FRAGMENTOS LITERARIOS

"NOCHE DE VELA"

     El cuarto estaba tapizado de papel amarillo con flores verdes, roto en muchas partes y oculto en algunos sitios por cromos sin marco, que formaban medallones. En uno de los testeros se veía una chimenea embutida en la pared, de cuyo hogar, repleto de maderas, de cajones y de palos de sillas, se escapaban llamas que esclarecían con alternativas la estancia. En medio del otro, un mantón colgado a guisa de cortina ocultaba el hueco de una ventana y enfrente de ésta se hallaba la alcoba, angosta y de poco fondo y que apenas era suficiente para albergar el mal catre que contenía.

     Lastimeros quejidos salían de la alcoba, gritos delirantes.... y en ausencia de éstos un ruido extraño, indefinible, que a las claras indicaba su procedencia humana e interrumpiéndolo, el sonido de un paso regular, rítmico, el de un hombre con la faz descompuesta por el dolor, que se paseaba automáticamente, con ese automatismo que el cuerpo humano toma cuando experimenta el espíritu grandes impresiones.

     "Oh ! Oh !" decía aquel hombre con la voz metálica que sale de la garganta oprimida por el sufrimiento. "Que no se muera, que no se muera mi hija, mi pobre hija !" Y parecía dirigirse a alguien. Pero a quién? Estaba solo. Él era ateo, no podía creer en Dios.

     Y el gorgoteo siniestro, semejante al que produce el agua al salir de una botella, aumentaba. Aumentaba y parecía llenar con su ruido fatídico la alcoba. Las campanadas de los relojes de la vecindad se sucedían, vibraban por largo tiempo como mostrando su indiferencia suprema por aquellos dolores.

     "No, no ! es demasiada crueldad", murmuraba él. Delira. Me habla a mí en su delirio. Dice lo triste que sería nuestra separación. "Oh ! sí, triste, muy triste...."

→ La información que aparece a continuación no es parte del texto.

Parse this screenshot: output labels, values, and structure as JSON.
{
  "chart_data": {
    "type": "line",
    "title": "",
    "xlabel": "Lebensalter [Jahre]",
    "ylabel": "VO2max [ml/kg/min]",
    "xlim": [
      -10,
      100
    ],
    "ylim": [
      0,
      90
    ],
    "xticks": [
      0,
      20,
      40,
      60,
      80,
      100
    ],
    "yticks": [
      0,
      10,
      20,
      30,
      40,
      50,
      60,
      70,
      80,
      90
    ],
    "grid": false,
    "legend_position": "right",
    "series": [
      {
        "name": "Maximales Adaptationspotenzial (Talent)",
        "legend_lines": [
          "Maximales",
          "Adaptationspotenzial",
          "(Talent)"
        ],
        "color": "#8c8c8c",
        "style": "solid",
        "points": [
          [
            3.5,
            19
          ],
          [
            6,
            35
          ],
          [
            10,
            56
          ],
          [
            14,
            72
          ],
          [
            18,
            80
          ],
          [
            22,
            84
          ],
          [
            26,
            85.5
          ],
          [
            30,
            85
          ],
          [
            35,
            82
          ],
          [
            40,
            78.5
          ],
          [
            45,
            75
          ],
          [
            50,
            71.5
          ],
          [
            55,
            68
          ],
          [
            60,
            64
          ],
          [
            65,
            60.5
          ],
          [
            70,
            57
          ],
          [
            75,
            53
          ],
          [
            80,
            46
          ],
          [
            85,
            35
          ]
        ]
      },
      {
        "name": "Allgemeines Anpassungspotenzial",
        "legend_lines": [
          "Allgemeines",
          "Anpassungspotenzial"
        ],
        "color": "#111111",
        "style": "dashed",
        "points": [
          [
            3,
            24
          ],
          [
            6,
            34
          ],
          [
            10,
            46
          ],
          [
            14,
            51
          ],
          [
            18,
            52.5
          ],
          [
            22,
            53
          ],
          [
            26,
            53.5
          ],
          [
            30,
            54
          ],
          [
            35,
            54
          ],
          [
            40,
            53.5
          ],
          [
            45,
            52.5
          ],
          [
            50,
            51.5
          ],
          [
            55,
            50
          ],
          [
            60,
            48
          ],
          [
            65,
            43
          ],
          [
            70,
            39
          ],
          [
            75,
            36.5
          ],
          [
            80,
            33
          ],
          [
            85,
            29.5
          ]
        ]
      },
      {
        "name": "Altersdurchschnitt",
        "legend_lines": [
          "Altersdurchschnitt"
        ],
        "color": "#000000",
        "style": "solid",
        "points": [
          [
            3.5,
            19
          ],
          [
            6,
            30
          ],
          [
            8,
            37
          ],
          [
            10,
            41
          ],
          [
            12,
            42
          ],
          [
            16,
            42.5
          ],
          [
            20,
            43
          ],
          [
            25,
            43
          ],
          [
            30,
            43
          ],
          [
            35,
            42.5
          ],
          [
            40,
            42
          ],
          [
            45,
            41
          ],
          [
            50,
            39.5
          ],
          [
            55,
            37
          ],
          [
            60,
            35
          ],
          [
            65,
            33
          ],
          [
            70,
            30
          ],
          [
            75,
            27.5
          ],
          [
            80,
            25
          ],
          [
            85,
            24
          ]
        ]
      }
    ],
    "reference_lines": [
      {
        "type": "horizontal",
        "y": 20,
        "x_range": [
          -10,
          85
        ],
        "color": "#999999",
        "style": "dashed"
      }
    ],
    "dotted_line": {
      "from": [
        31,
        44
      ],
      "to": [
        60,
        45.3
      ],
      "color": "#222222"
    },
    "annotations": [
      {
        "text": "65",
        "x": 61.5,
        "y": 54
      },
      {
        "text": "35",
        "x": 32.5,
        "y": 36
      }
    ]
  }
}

     Su cara expresaba un dolor profundo a veces, otras uno rabioso y era que en su cerebro germinaba junto al dolor un odio, odio intenso a la sociedad que le abandonaba sin darle medios para socorrer a su hija y para aquél a quien negaba cuando tranquilo escribía junto a su mesa y en quien creía en los trances apurados de su existencia. En algunos momentos el exceso de dolor parecía llevarle a la insensibilidad....

     Hubo un momento en que creyó que su hija se moría. Ésta se agitó en su lecho, se incorporó con fuerza, agarrando las sábanas; después balanceó la cabeza, los músculos que mantenían sus manos crispadas se aflojaron y el cuerpo cayó para atrás y quedó inmóvil con los ojos abiertos. Mas luego la respiración se normalizó, cesó el delirio, la hija abrió los ojos y reconoció a su padre. Este quedó aturdido de tanta felicidad.

     La luz que se filtraba por entre el raído mantón que servía de cortina daba una ligera claridad al cuarto y parecía ir palpando delicadamente los objetos; un rayo de sol hería el cristal de la ventana y mil ruidos extraños, reveladores de vida, subían de la calle...

     El ateo entonces no analizó ideas, no pudo, ocultó la cara entre sus manos y murmuró bajo, muy bajo, como avergonzado de sus palabras: "Gracias, Dios mío! Gracias!" Y las lágrimas corrieron por entre los dedos.